AAS Annual Meeting

Interarea/Border-Crossing Session 722

[ Interarea/Border-Crossing Sessions, Table of Contents | Panels by World Area Main Menu ]


Session 722: Mechanizing Language and Culture in Modern China and Japan

Organizer: Thomas S. Mullaney, Stanford University, USA

Discussant: Andrew Gordon, Harvard University, USA

This panel examines the technologization and mechanization of cultural practices in China and Japan during the 19th and 20th centuries, with a particular focus on language. Drawing upon new research into Chinese typewriting, Japanese stenography, and Japanese typewriting, our central objective is to consider what happens to linguistic subjects, objects, and practices during the emergence of novel forms of linguistic technology. Whereas such questions have been examined thoroughly in the realm of alphabetic languages, most notably by the renowned Friedrich Kittler, questions of linguistic mechanization and technologization have remained largely neglected in the East Asian context. Furthermore, although focused on language, the panel's discussion will extend well beyond this realm, drawing upon the discussant's new research into the history of mechanized sewing in Japan.

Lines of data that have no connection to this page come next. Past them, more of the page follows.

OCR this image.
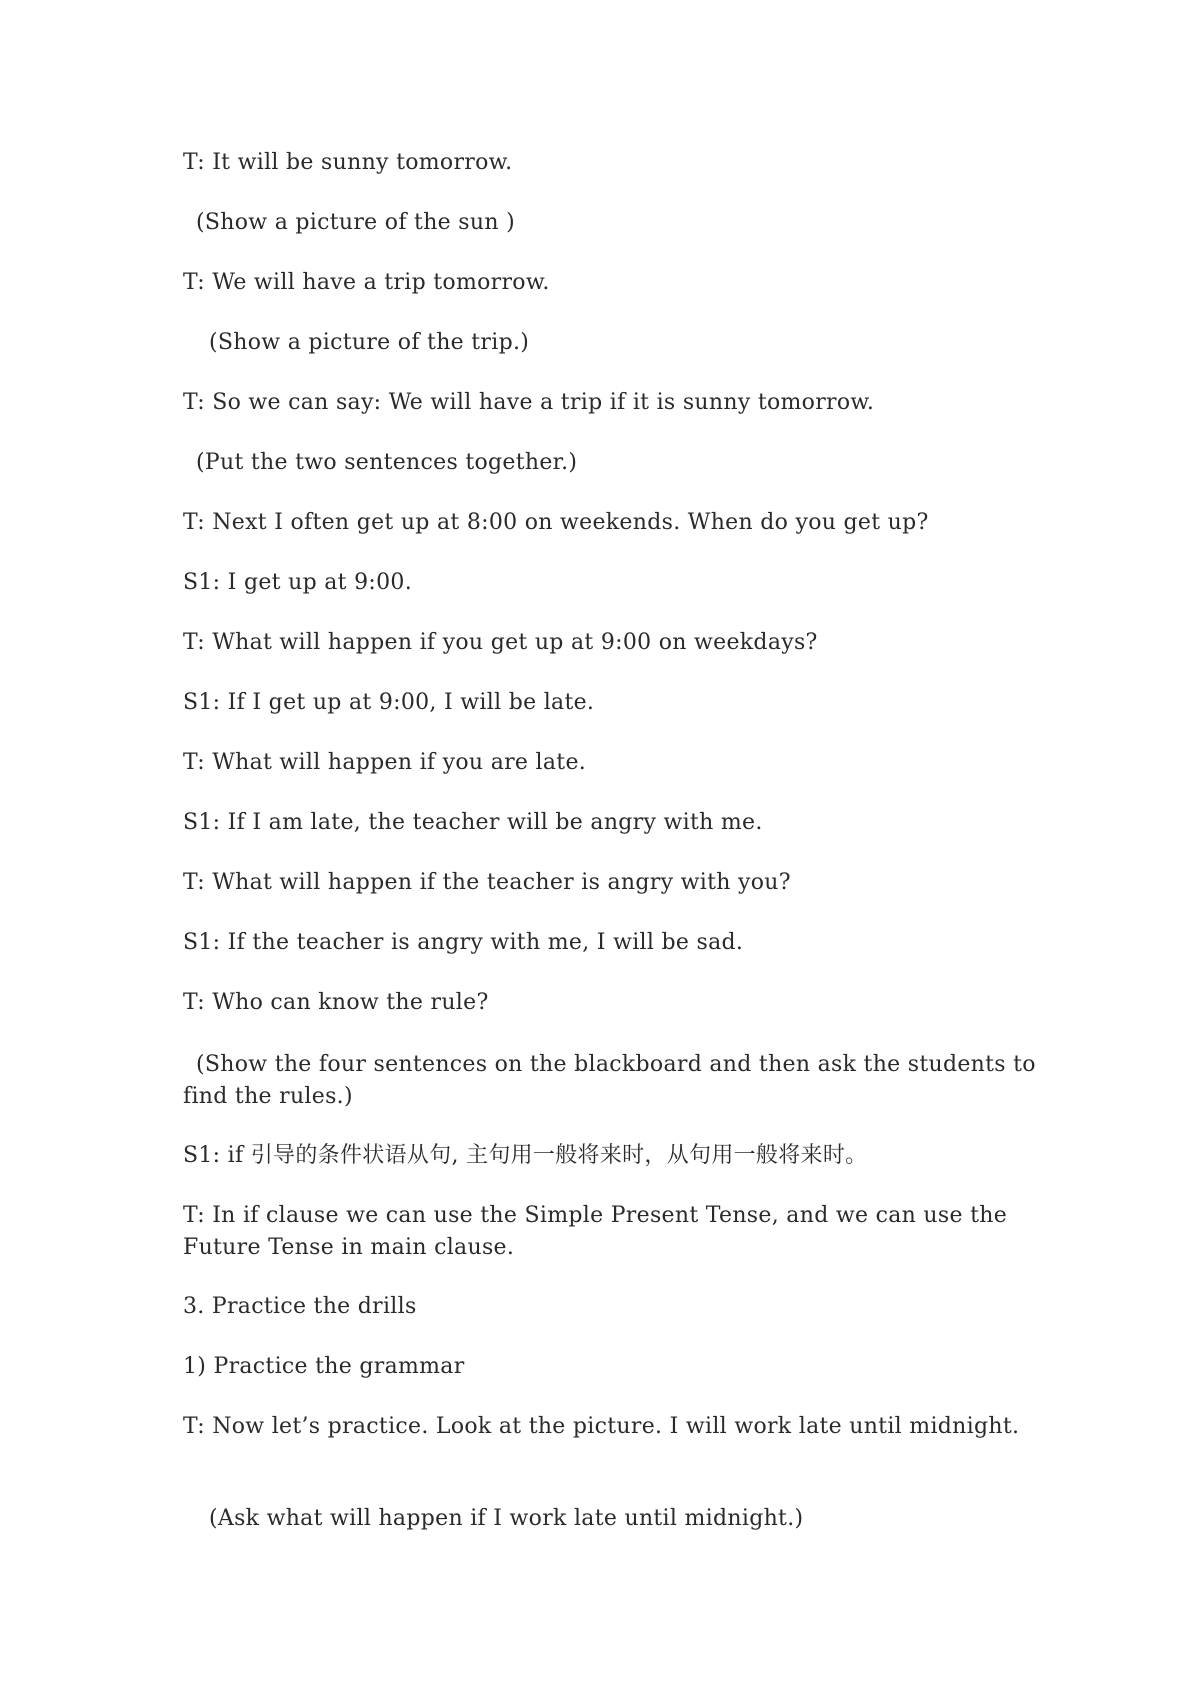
T: It will be sunny tomorrow.

(Show a picture of the sun )

T: We will have a trip tomorrow.

(Show a picture of the trip.)

T: So we can say: We will have a trip if it is sunny tomorrow.

(Put the two sentences together.)

T: Next I often get up at 8:00 on weekends. When do you get up?

S1: I get up at 9:00.

T: What will happen if you get up at 9:00 on weekdays?

S1: If I get up at 9:00, I will be late.

T: What will happen if you are late.

S1: If I am late, the teacher will be angry with me.

T: What will happen if the teacher is angry with you?

S1: If the teacher is angry with me, I will be sad.

T: Who can know the rule?

(Show the four sentences on the blackboard and then ask the students to find the rules.)

S1: if 引导的条件状语从句, 主句用一般将来时，从句用一般将来时。

T: In if clause we can use the Simple Present Tense, and we can use the Future Tense in main clause.

3. Practice the drills

1) Practice the grammar

T: Now let’s practice. Look at the picture. I will work late until midnight.

(Ask what will happen if I work late until midnight.)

The First Japanese Typewriter and Its Specters
Raja A. Adal, University of Cincinnati, Japan

In 1915 the future Japanese Typewriter Company manufactured the first practical Japanese typewriter, a machine of some 2400 keys which soon became a fulcrum for debates about the mechanization of writing. Some celebrated it, while others argued that its size and speed demonstrated the unmodern nature of the Japanese script. Still others saw it as an instrument of materialist civilization, and some imagined that it would relieve the human hand from the functional act of writing so that it might devote itself to the higher art of calligraphy. This presentation will introduce some of the key debates that surrounded the introduction of this first Japanese typewriter.

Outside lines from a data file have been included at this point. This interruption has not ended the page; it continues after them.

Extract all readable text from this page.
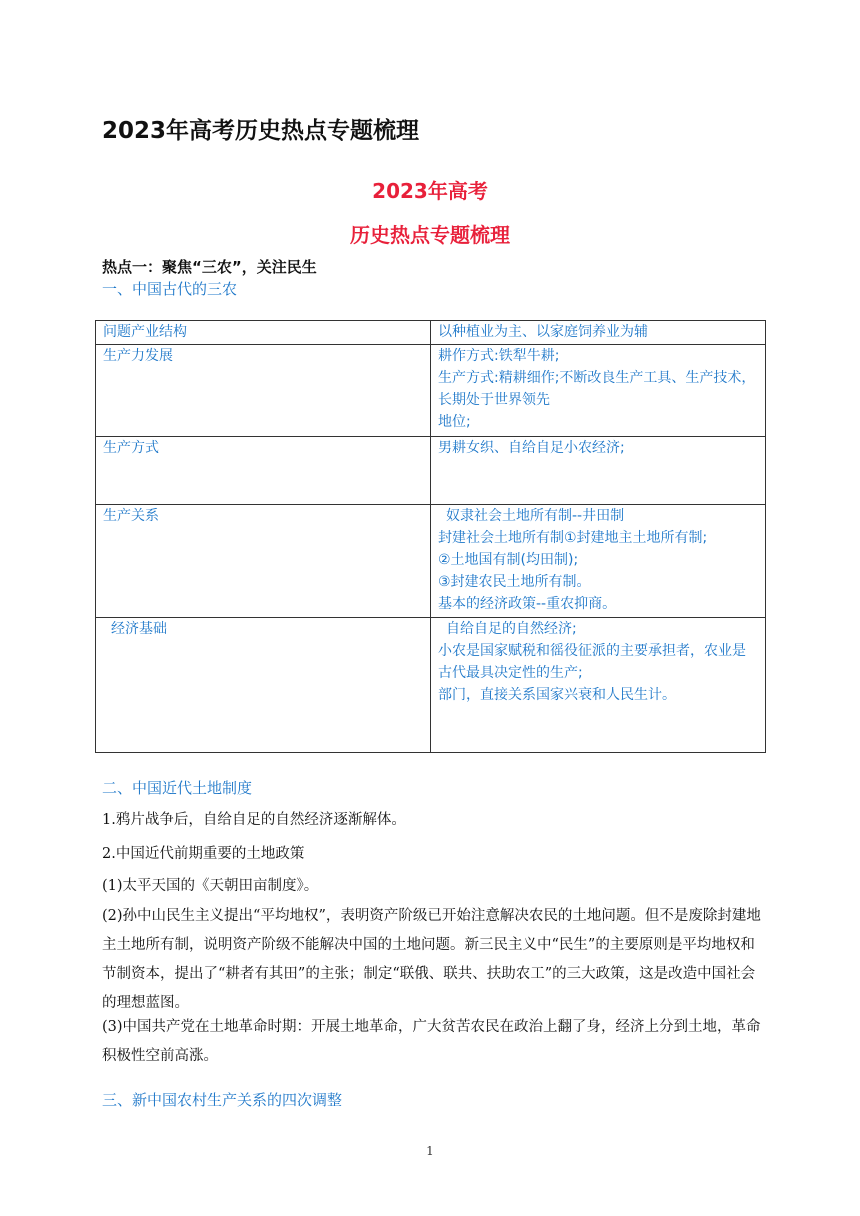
2023年高考历史热点专题梳理
2023年高考
历史热点专题梳理
热点一：聚焦“三农”，关注民生
一、中国古代的三农
问题产业结构	以种植业为主、以家庭饲养业为辅

生产力发展	耕作方式:铁犁牛耕;
生产方式:精耕细作;不断改良生产工具、生产技术，长期处于世界领先
地位;

生产方式	男耕女织、自给自足小农经济;

生产关系	奴隶社会土地所有制--井田制
封建社会土地所有制①封建地主土地所有制;
②土地国有制(均田制);
③封建农民土地所有制。
基本的经济政策--重农抑商。

经济基础	自给自足的自然经济;
小农是国家赋税和徭役征派的主要承担者，农业是古代最具决定性的生产;
部门，直接关系国家兴衰和人民生计。
二、中国近代土地制度

1.鸦片战争后，自给自足的自然经济逐渐解体。

2.中国近代前期重要的土地政策

(1)太平天国的《天朝田亩制度》。

(2)孙中山民生主义提出“平均地权”，表明资产阶级已开始注意解决农民的土地问题。但不是废除封建地主土地所有制，说明资产阶级不能解决中国的土地问题。新三民主义中“民生”的主要原则是平均地权和节制资本，提出了“耕者有其田”的主张；制定“联俄、联共、扶助农工”的三大政策，这是改造中国社会的理想蓝图。

(3)中国共产党在土地革命时期：开展土地革命，广大贫苦农民在政治上翻了身，经济上分到土地，革命积极性空前高涨。

三、新中国农村生产关系的四次调整

1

Turning Speech into Evidence: The Steno-Typewriter (soku-taipu) in the Japanese Courtroom
Miyako Inoue, Stanford University, USA

The conversion of speech into written statements and legal documents is centrally constitutive of modern legal facts. This paper focuses on the steno-typewriter in the Japanese court and seeks to understand how speech is turned into a forensic object endowed with the durable epistemological status of “fact,” “evidence,” and “truth.” In current Japanese criminal cases, statements recorded by the steno-typist records can be recognized as the official court record only after the court clerk (selectively) cites it in official legal documents. This paper traces such medial displacements caught between technical and juridical fidelity in the current Japanese courtroom.

The People's Republic of Predictive Text: How Communist "Typewriter Girls" Invented the First Natural Language Chinese Typewriter
Thomas S. Mullaney, Stanford University, USA

When mechanical Chinese typewriters first entered the marketplace in the 1910s, they featured tray beds containing approximately 2450 free-floating metal characters arranged within a 35x70 rectangular matrix. Characters were arranged according to the Qing dynasty reference, the Kangxi Dictionary, whose “radical-stroke” system had for centuries formed the basis of an immense and highly diverse information infrastructure encompassing dictionaries, indexes, catalogs, name lists, telegraph codes, typewriters, and more. Beginning in the Republican period (1911-1949), linguists and engineers experimented with alternate organization and retrieval systems, witnessing a proliferation of competing taxonomic systems. However, it was not until the early Communist period (1949-present) that a loose network of largely anonymous women typists broke with tradition and began to develop dramatically different organizational schemes. Rather than following the radical-stroke system, they sought to maximize the proximity – if not adjacency – of those characters that, when paired together, formed the most commonly used two-character compounds (known in Chinese as ci). In a purely mechanical, non-electrical context, they went on to develop perhaps the first natural-language system of categorizing Chinese characters, anticipating what in the computer age would come to be known as “predictive text” or “autocompletion.” This paper examines the epistemological, technological, and sociopolitical foundations and meanings of this system, one that remains central to Chinese-language computing through to the present day.